Tammy Hepps
A Bend in the Stars by Rachel Barenbaum (Grand Central Publishing, $28) is the escapist fiction we need for the terrible times in which we find ourselves. I mean “escapist” in the best sense of the term—without intending to, I read it in one sitting, catapulted from cliffhanger to cliffhanger, as all the terrifying headlines of the present day temporarily receded.
Russia in the summer of 1914 is, of course, no place to escape to, not for anyone living in a dictatorship mobilizing for war, and certainly not for the Jewish characters at the center of Barenbaum’s plot. Living under one roof in Kovno (today, central Lithuania) are Miri Abramov, one of Russia’s few female surgeons, her brother Vanya, seemingly one of the world’s top physicists, and their grandmother, a matchmaker and self-defense expert. These improbable characters flee their comfortable home for improbable reasons. Vanya departs first with Miri’s fiancé, Yuri, to head towards the upcoming eclipse, as part of a plan to solve relativity before Einstein does and thus earn them all passage to America. His disappearance lands his remaining family under house arrest, and after the unintended consequences of Miri’s failure to save a mortally wounded child in her care, she flees with Sasha, a deserted soldier who was pushed from a train at just the right moment.

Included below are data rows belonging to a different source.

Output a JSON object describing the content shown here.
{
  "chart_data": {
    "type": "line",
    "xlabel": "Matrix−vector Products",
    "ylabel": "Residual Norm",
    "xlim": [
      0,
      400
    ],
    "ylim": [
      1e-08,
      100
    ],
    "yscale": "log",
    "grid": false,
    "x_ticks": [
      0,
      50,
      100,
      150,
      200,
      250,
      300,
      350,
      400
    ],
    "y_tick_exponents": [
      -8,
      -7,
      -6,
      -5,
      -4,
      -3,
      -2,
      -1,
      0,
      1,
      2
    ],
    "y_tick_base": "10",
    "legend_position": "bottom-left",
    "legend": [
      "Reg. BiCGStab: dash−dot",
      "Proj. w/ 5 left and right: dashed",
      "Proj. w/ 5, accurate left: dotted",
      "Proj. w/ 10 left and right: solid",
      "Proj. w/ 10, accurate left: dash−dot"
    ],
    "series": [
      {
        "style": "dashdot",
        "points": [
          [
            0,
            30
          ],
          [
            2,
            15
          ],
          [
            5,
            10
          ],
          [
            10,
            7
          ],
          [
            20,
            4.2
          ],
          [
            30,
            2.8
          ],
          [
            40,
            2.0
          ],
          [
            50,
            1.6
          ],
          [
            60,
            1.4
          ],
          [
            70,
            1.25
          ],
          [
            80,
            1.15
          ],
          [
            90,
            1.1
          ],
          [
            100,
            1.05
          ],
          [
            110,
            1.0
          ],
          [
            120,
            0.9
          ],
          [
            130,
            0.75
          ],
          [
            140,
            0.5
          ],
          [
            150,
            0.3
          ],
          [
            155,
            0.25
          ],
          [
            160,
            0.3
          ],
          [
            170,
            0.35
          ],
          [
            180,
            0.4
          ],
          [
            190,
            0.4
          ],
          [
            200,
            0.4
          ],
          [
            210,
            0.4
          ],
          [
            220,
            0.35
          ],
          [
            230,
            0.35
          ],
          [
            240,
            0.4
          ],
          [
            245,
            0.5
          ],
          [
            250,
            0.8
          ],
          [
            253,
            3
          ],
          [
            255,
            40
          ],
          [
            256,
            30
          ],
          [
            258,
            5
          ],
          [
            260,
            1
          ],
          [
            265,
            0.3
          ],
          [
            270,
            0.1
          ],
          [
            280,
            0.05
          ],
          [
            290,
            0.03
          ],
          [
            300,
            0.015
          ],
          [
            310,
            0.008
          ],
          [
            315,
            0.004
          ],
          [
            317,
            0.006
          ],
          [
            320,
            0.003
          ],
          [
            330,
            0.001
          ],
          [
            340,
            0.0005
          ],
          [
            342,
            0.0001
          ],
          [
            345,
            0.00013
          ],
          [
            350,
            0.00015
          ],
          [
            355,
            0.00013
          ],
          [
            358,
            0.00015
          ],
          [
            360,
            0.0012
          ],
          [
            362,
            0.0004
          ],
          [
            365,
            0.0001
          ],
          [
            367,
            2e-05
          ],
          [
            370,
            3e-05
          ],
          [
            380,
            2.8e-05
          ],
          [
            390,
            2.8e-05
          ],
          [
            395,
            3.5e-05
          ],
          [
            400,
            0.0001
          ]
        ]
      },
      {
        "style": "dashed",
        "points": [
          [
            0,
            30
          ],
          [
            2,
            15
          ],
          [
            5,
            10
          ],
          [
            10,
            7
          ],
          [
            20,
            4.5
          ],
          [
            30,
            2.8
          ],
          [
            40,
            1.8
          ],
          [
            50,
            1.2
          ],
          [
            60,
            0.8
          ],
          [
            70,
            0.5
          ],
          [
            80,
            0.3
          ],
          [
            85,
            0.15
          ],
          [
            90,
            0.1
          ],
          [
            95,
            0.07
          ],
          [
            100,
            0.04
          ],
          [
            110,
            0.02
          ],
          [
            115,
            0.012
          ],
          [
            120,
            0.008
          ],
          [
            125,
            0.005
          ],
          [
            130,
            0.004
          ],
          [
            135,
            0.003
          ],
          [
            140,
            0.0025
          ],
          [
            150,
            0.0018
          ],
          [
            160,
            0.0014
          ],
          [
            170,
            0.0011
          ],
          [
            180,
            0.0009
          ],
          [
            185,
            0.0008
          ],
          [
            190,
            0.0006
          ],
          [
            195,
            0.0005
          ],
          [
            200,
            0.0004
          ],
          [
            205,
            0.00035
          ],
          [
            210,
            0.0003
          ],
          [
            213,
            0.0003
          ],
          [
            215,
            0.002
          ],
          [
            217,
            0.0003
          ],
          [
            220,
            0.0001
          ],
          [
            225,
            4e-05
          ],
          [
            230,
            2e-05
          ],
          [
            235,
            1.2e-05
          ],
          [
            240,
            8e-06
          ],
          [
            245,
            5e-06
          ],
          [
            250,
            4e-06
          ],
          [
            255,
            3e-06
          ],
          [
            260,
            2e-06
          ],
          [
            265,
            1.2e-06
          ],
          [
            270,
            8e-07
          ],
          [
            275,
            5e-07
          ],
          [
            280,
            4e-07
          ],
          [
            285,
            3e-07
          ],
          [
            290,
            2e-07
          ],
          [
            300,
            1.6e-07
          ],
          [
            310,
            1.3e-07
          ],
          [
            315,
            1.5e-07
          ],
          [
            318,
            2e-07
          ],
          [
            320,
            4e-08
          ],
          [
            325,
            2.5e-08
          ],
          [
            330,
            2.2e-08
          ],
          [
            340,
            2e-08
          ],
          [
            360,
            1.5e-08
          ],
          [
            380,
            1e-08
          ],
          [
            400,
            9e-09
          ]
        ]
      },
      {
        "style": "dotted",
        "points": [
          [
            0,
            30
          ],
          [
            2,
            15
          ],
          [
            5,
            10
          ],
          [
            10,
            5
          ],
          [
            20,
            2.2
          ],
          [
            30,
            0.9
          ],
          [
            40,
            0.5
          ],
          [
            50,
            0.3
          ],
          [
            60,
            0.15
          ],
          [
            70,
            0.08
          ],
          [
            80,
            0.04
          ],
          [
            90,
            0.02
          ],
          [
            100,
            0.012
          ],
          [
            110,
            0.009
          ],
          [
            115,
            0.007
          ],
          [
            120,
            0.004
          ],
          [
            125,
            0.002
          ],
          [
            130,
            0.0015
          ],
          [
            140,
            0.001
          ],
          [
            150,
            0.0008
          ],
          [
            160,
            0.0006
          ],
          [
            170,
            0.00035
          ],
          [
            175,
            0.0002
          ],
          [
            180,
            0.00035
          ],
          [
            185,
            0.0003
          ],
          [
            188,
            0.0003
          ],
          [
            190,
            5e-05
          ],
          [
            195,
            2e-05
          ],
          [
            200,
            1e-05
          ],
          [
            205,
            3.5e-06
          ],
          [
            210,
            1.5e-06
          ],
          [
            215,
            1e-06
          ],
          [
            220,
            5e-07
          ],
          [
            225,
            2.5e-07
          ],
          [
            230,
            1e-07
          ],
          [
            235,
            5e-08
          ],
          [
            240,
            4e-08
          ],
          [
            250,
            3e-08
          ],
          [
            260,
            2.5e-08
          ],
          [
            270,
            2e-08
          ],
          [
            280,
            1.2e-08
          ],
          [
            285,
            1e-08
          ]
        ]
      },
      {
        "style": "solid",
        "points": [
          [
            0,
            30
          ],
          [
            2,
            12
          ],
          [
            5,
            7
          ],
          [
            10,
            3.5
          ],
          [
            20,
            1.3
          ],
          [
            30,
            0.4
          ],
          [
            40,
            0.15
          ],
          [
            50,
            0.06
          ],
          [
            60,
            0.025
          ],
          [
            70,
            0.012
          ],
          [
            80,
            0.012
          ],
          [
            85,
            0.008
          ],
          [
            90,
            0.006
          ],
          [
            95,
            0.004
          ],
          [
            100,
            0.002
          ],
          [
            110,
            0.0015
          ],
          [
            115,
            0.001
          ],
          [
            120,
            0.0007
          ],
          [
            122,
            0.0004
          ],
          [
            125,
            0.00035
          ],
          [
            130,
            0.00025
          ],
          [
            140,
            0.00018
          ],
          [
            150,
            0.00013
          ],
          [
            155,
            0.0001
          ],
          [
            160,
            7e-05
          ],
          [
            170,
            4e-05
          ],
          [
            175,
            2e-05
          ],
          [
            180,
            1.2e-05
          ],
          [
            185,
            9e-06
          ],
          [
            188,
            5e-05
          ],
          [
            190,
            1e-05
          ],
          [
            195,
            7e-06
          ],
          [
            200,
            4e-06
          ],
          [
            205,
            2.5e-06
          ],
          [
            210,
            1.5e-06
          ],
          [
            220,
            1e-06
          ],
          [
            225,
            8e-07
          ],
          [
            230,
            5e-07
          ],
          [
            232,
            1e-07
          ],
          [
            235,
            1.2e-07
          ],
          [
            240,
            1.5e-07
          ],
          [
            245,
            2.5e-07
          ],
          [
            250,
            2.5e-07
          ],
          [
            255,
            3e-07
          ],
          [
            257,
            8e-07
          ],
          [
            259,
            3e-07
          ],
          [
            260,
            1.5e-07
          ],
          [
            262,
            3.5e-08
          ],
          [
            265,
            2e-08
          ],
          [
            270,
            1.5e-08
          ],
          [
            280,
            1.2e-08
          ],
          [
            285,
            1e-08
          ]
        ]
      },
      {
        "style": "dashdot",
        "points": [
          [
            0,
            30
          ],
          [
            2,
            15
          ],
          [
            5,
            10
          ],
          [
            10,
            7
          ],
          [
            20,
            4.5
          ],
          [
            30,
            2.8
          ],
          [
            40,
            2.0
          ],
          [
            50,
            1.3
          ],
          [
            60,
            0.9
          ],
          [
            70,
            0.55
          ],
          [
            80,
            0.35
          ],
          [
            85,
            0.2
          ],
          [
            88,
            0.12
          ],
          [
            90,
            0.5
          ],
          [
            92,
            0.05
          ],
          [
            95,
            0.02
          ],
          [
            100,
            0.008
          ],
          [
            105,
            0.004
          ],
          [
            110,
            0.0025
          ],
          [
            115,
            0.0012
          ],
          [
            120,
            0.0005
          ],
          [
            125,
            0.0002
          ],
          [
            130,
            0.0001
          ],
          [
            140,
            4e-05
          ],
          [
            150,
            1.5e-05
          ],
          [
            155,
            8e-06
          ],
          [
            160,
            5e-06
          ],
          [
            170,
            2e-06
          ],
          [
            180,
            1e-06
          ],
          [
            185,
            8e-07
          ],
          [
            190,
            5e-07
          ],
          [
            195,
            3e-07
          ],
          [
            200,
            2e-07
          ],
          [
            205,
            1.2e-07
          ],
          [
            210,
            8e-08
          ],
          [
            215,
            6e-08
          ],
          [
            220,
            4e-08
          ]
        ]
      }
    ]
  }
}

The two pairs of characters race towards the eclipse from near-death experience to near-death experience, trailed by the henchmen of an evil professor who wants to claim Vanya’s work as his own, and dodging Russian army officers eager to punish not only Sasha, but also Vanya and Yuri, who join and desert the army in the space of days. But whatever the farfetched circumstances that bring them to the brink of each disaster, what most endangers Barenbaum’s characters is that they are Jews. Their identity gives everyone they encounter tacit permission not just to thwart them, but also to commit violence against them in the process. It would almost seem the most far-fetched element of all were it not for Barenbaum’s obviously meticulous research, which lends each episode the feeling of underlying authenticity.
And this is the reason why I say A Bend in the Stars is the escapist fiction for our times. Buried within the pleasures of Barenbaum’s impeccable plotting and a thoroughly convincing love triangle are deep truths about being Jewish. “Why does it still have to come down to that—to being Jewish?” laments Yuri, after an unexpected and devastating betrayal. It is Miri’s grandmother who sums up the problem. Referring to a Jewish massacre from her grandmother’s youth, Miri asserts, “There won’t be another Odessa. Russia has changed since then.” Her grandmother replies, “Death will come again. They’ll blame us Jews…Haven’t I taught you? Hasn’t the past been loud enough?”
The past is somehow never loud enough when today’s headlines are what they are. Novelists like Barenbaum who do the work of amplifying the lessons of history render us all an important service.
TAMMY HEPPS is a historian and technologist living in Pittsburgh’s Squirrel Hill.